Trois questions à… Jeanne Vicerial

Design et innovation, voilà deux concepts qui viennent s’inviter dans le monde de la mode d’aujourd’hui. Jeanne Vicerial, doctorante SACRe (Paris Sciences & Lettres (PSL) research university Paris) qui planche sur une thèse de design appliquée en recherche et innovation, au sein de l’EnsAD Lab, se fait l’écho de ce mariage. La jeune femme de 26 ans, cheveux noirs et tenue graphique sur le dos, donne également des cours à l’école de Condé et a co-fondé un studio de création, « Clinique Vestimentaire ». Ce qui l’intéresse ? La mode en tant qu’objet anatomique, en même temps que vecteur du développement durable, devenu indispensable au secteur textile.

 

Comment intégrez-vous l’idée de développement durable dans votre conception ?

Pour la nouvelle génération, dont je fais partie, le développement durable n’est même pas une question : c’est évident. Dans les pièces que je créé au sein studio fondé avec ma collaboratrice Jennifer Chambaret, « Clinique Vestimentaire », nous créons en fonction de l’homme et de son anatomie, nous mettons en regard l’optimisation de la matière et des chutes. J’ai été inspirée par la Néerlandaise Li Edelkoort [célèbre prévisionniste de mode qui a signé en 2015 une tribune dans Libération, évoquant la mort de la mode actuelle, ndlr] : elle parle d’un système tombé malade, arrivé en bout de course.

 

Jeanne Vicerial développe sa Clinique Vestimentaire au sein de l’ENSad Lab

 

Quel lien entre le sur-mesure et l’économie circulaire ?

Lors de mes études aux Arts Déco, on m’a demandé de faire une collection de diplôme et à cette occasion, je me suis dit que ça serait super intéressant de faire une collection sur-mesure. Je me suis rappelé mes études de costumes, qui consiste à réaliser des pièces uniques, notamment grâce à la présence d’un mannequin. Il faut prendre en compte l’individu. Ce que j’ai fait en m’intéressant plus particulièrement à l’anatomie humaine. J’ai donc réalisé un modèle musculaire textile en reprenant le modèle musculaire textile, d’où le nom de mon studio « Clinique Vestimentaire ». Cette robe est ainsi faite d’un seul et même fil de 150 km, qui reprend la forme de l’épine dorsale, et qui n’engage aucune chute. Cette pièce coutait par ailleurs très peu en matière, mais en temps, j’y passais deux mois ! Pour ce faire, j’allais récupérer des bobines des entreprises ou maison de mode, issues de l’industrie du cuir et à base de nylon. Comme c’est une fabrication à la maille, je ne produis aucun déchet. Pour cette collection de diplôme, je suis devenue ma propre machine, car je cousais tout à la main avec une aiguille de chirurgien. D’où l’idée d’automatiser.

 

La mode est devenue multidisciplinaire. Comment envisagez-vous le travail avec des secteurs comme la robotique ?

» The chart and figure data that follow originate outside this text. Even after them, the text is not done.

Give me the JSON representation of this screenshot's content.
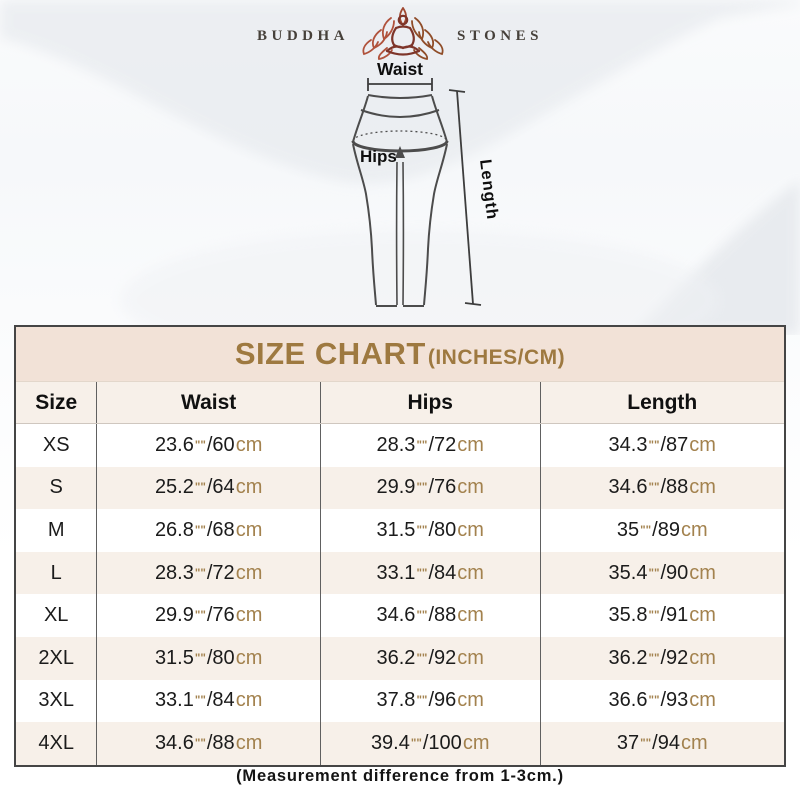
{
  "brand": {
    "name_left": "BUDDHA",
    "name_right": "STONES",
    "logo_icon": "lotus-meditation-icon"
  },
  "diagram": {
    "waist_label": "Waist",
    "hips_label": "Hips",
    "length_label": "Length"
  },
  "size_chart": {
    "title": "SIZE CHART",
    "subtitle": "(INCHES/CM)",
    "columns": [
      "Size",
      "Waist",
      "Hips",
      "Length"
    ],
    "inch_mark": "\"",
    "separator": "/",
    "cm_unit": "cm",
    "rows": [
      {
        "size": "XS",
        "waist": {
          "in": "23.6",
          "cm": "60"
        },
        "hips": {
          "in": "28.3",
          "cm": "72"
        },
        "length": {
          "in": "34.3",
          "cm": "87"
        }
      },
      {
        "size": "S",
        "waist": {
          "in": "25.2",
          "cm": "64"
        },
        "hips": {
          "in": "29.9",
          "cm": "76"
        },
        "length": {
          "in": "34.6",
          "cm": "88"
        }
      },
      {
        "size": "M",
        "waist": {
          "in": "26.8",
          "cm": "68"
        },
        "hips": {
          "in": "31.5",
          "cm": "80"
        },
        "length": {
          "in": "35",
          "cm": "89"
        }
      },
      {
        "size": "L",
        "waist": {
          "in": "28.3",
          "cm": "72"
        },
        "hips": {
          "in": "33.1",
          "cm": "84"
        },
        "length": {
          "in": "35.4",
          "cm": "90"
        }
      },
      {
        "size": "XL",
        "waist": {
          "in": "29.9",
          "cm": "76"
        },
        "hips": {
          "in": "34.6",
          "cm": "88"
        },
        "length": {
          "in": "35.8",
          "cm": "91"
        }
      },
      {
        "size": "2XL",
        "waist": {
          "in": "31.5",
          "cm": "80"
        },
        "hips": {
          "in": "36.2",
          "cm": "92"
        },
        "length": {
          "in": "36.2",
          "cm": "92"
        }
      },
      {
        "size": "3XL",
        "waist": {
          "in": "33.1",
          "cm": "84"
        },
        "hips": {
          "in": "37.8",
          "cm": "96"
        },
        "length": {
          "in": "36.6",
          "cm": "93"
        }
      },
      {
        "size": "4XL",
        "waist": {
          "in": "34.6",
          "cm": "88"
        },
        "hips": {
          "in": "39.4",
          "cm": "100"
        },
        "length": {
          "in": "37",
          "cm": "94"
        }
      }
    ]
  },
  "footer": {
    "note": "(Measurement difference from 1-3cm.)"
  },
  "colors": {
    "title_text": "#9e7940",
    "title_bg": "#f2e2d7",
    "row_alt_bg": "#f7f0e9",
    "unit_gold": "#a3824e",
    "logo_red": "#8a3a2b"
  }
}
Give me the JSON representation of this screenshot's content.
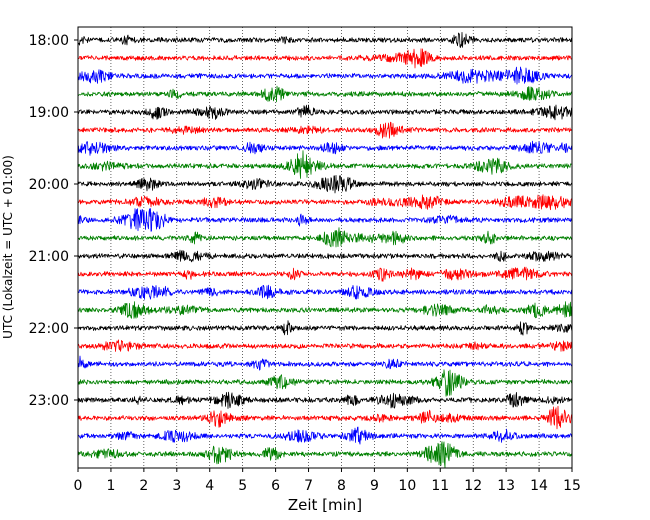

Quand j’ai voulu automatiser mon concept, j’ai pensé que je pourrais fabriquer du sur-mesure, mais industriel. Pour ces créations, sorte de radiographies portatives, j’ai passé un partenariat avec l’Ecole des Mines-ParisTech, en mécatronique [discipline alliant mécanique, électronique et informatique, ndlr] et robotique. Une trentaine d’étudiants ingénieurs m’aident à construire un prototype assez basique mais très précis qui me permet de faire en une heure ce que je faisais en trois jours à l’épingle. Le résultat, c’est zéro chute à l’échelle industrielle, même si c’est plus une conséquence qu’un principe de départ. Au début le dialogue avec ces autres disciplines n’était pas évident car il fallait que l’on apprenne à parler le même langage. Ma seule requête état que je puisse reprendre la main à n’importe quel moment sur la machine.

 

A quelles autres techniques avez-vous recours pour proposer des solutions alternatives en faveur de la slow fashion ?

Dans le studio, nous réalisons du prêt-à-porter, mais sur-mesure. Nous avons en effet développé des systèmes de taille adaptable, qui vont du 36 au 42, grâce à un système de plis et de contre-plis, finalement assez classique. Le vêtement s’adapte ainsi au fil du temps. Alors en termes de durée de vie, il s’inscrit dans une conception à l’opposé à la mode jetable. Pour nous, ce n’est pas grave qu’une pièce coûte un peu plus cher, tant qu’elle peut suivre longtemps la personne.